Mais maintenant c’est le cas.

Peu de temps après, l’Espagne gagne encore, au grand soulagement d’Hermoso. Elle pourra rejoindre la file d’attente pour recevoir les félicitations de Luis Rubiales, président de la Fédération espagnole de football. Rubiales, euphorique, lui dit d’oublier le penalty manqué, lui prend la tête entre ses deux mains et l’embrasse à pleine bouche.

Le baiser s’avère être le début d’une discussion animée, qui met clairement en évidence la division sociale en Espagne.

Dernier

« J’étais occupée au montage quand j’ai vu les images », raconte Nadia Tronchoni, rédactrice en chef des sports du quotidien progressiste El País, au téléphone depuis Madrid. « Ils m’ont énormément touché. »

Tronchoni est l’un des premiers à publier un article sur le baiser. « Quel dommage qu’une si belle journée soit gâchée par un machisme aussi minable et sans fard », écrit-elle dans un article d’opinion enflammé, qui devient rapidement viral.

Les images du vestiaire après la cérémonie montrent clairement qu’Hermoso n’a pas été servi par le baiser. Elle crie aux autres joueurs : « Hé, je n’ai pas aimé ça ! Mais qu’est-ce que je peux faire? » Néanmoins, la fédération de football a publié un jour plus tard une déclaration en son nom : le baiser était un « geste naturel » dans les festivités, qui ne devrait pas être autant valorisé.
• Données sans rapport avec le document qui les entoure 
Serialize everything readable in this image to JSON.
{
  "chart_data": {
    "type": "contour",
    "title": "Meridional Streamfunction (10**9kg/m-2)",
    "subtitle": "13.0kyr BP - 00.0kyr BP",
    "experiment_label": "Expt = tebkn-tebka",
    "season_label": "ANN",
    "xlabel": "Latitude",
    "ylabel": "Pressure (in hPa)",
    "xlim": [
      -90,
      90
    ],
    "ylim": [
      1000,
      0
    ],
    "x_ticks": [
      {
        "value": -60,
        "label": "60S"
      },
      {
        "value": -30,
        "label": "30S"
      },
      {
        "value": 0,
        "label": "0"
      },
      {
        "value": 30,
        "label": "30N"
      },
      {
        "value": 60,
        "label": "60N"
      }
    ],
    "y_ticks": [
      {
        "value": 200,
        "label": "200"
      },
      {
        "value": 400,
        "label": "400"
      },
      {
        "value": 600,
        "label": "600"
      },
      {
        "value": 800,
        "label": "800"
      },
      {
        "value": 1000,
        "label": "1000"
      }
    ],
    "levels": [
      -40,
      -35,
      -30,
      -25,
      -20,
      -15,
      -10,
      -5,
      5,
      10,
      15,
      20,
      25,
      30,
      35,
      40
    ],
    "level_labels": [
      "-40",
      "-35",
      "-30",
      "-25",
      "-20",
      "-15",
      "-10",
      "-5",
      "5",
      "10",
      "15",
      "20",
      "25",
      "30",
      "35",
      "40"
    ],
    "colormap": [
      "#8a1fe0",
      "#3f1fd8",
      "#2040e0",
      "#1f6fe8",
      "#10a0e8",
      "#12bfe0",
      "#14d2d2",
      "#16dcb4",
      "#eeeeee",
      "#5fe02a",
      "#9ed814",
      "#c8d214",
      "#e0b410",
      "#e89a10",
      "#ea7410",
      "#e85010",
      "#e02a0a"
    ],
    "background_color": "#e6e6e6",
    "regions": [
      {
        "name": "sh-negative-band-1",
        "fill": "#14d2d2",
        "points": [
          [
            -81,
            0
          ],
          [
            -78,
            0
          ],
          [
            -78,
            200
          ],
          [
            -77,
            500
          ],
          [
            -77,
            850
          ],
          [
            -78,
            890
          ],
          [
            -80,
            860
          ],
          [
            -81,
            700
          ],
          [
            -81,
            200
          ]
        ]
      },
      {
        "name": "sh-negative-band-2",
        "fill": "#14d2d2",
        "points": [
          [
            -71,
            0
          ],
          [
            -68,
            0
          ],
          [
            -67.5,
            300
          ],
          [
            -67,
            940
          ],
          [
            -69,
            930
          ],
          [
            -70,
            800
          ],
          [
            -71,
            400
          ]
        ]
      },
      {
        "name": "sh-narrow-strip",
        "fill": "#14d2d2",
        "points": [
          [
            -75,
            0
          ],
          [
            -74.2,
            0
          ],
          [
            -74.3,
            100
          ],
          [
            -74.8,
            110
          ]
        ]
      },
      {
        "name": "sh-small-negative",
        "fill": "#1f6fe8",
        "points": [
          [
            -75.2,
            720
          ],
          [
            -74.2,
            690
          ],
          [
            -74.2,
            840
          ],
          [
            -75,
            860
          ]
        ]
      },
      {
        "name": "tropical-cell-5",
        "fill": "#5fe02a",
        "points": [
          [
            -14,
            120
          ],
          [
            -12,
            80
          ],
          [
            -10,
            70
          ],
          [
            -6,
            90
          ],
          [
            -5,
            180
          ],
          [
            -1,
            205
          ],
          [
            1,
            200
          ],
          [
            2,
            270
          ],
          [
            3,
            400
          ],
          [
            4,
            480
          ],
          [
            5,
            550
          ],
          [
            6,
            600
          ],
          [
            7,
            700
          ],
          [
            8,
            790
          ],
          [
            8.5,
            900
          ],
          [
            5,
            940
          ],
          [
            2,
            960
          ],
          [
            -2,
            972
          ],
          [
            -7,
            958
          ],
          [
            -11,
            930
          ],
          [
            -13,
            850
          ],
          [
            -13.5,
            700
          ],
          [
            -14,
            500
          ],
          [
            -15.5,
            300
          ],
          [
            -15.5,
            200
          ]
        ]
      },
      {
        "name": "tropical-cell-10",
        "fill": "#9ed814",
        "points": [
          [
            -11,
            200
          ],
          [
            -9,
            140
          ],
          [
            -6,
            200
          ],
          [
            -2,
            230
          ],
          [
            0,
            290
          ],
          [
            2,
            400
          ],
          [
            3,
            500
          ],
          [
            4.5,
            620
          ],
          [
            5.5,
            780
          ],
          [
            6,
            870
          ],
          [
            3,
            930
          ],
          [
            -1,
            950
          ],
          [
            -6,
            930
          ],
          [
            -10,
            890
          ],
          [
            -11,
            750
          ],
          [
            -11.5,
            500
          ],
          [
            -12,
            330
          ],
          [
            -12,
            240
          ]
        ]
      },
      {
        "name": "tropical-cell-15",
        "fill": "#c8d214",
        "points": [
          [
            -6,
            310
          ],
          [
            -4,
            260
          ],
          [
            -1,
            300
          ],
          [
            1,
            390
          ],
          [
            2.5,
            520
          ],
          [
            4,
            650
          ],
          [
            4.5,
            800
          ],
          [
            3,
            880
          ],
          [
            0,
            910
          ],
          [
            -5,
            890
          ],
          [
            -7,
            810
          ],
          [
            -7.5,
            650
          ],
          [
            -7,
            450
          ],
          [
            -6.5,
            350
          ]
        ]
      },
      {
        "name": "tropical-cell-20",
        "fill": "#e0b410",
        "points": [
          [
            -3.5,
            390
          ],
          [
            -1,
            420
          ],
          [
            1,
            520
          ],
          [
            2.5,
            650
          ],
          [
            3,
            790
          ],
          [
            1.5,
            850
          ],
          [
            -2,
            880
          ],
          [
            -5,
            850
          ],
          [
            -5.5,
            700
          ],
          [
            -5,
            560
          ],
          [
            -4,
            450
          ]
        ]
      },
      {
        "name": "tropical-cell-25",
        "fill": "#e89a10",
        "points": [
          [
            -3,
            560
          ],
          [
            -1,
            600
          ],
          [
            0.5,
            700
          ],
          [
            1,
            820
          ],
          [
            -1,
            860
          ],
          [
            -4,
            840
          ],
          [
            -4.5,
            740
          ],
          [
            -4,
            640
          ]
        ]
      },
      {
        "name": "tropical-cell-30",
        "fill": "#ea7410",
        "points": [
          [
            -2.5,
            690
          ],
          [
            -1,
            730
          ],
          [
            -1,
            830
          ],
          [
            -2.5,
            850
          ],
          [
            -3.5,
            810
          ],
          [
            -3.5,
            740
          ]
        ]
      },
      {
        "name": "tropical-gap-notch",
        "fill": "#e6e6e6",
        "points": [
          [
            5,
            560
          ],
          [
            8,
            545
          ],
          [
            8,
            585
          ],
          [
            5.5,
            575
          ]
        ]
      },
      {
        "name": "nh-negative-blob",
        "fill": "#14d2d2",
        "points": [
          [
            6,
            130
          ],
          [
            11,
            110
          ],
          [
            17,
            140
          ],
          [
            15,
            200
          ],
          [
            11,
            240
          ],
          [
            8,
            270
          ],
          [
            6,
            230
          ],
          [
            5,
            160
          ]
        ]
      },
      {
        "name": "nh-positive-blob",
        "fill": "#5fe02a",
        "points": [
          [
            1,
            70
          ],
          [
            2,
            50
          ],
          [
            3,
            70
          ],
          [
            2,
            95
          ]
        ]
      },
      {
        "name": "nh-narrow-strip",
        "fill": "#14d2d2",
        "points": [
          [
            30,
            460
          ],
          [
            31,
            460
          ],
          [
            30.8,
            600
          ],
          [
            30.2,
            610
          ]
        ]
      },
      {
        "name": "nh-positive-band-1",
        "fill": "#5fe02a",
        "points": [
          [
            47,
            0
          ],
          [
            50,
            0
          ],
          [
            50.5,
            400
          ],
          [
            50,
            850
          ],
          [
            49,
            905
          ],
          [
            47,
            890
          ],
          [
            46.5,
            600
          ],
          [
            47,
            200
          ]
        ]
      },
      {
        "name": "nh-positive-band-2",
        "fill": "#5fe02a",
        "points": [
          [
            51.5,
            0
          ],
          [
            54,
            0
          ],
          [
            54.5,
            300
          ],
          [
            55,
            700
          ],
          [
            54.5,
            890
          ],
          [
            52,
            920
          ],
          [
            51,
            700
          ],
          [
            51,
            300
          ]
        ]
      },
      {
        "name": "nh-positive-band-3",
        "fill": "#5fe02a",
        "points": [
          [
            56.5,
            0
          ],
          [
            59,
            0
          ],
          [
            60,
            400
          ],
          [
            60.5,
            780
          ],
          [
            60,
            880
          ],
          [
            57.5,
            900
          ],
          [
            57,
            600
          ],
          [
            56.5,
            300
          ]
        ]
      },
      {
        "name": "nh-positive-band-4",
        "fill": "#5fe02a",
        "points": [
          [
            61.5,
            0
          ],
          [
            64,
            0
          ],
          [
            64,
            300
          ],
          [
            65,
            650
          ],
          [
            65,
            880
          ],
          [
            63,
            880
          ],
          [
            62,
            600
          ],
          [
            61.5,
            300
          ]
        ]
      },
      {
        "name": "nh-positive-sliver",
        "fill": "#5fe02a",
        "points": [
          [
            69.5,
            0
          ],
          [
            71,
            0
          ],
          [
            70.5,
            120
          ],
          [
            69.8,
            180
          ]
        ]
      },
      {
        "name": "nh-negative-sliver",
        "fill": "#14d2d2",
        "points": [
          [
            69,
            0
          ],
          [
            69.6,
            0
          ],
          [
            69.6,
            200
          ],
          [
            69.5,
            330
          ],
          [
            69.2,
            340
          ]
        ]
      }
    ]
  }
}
Vendredi, cinq jours après la remise des prix, le ton est complètement différent. Si c’est abo, c’est fini, écrit Alexia Putellas, deux fois sacrée meilleure joueuse du monde, sur X. Rubiales doit partir, pense Putellas, et toute l’équipe est d’accord avec elle.

Hermoso est également clair : le baiser n’était effectivement pas désiré, elle se sentait vulnérable et les mots contenus dans la déclaration ne venaient pas d’elle. Elle exige des mesures de grande envergure. Elle dit également : se acabo.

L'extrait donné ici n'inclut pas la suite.